Fusion power plants are not expected to be fully equipped with various measuring instruments for research purposes. Also, the control perspective of operating the power generator is very important. It is necessary to grasp the states inside the plasma with limited available information and control the temperature etc. in real time. For that purpose, by maximally utilizing the world's most advanced diagnostics capabilities and the world's leading supercomputers, we have to advance the physical elucidation of what is happening inside the plasma and combine the viewpoint of "letting the accumulated data talk about the state of the plasma" with makeing great progress in research toward real-time control, etc.

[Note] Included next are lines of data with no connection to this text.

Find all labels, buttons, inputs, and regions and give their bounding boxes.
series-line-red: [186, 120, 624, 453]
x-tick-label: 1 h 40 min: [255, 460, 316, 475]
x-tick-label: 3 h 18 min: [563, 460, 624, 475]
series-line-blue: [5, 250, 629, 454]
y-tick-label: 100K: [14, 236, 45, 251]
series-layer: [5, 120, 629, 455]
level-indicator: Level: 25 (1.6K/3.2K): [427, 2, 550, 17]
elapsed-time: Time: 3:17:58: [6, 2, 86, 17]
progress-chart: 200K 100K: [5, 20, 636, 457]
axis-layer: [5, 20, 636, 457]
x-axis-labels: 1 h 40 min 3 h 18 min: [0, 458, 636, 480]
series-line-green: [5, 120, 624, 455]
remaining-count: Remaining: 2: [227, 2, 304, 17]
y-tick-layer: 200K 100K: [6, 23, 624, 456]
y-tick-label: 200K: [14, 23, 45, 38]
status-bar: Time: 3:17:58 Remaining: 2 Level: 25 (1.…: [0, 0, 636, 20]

LHD experiments have produced vast amounts of data. In addition to the research issues introduced here, there are many issues that can be tackled by "letting the accumulated data illustrate the state of plasma" approach. If you are confident in your data and statistical skills, why not conduct research with us?

This research was carried out in collaboration with Masayuki Yokoyama and Hiroyuki Yamaguchi of the National Institute for Fusion Science and based on fruitful discussions during one of author's (M.Y.)’s stay at the Institute of Statistical Mathematics (ISM), supported by 'The Researcher Exchange Promotion Program' of ROIS (Research Organization of Information and Systems).

This research result was published in the academic journal "Nuclear Fusion" by the International Atomic Energy Agency on September 14, 2020.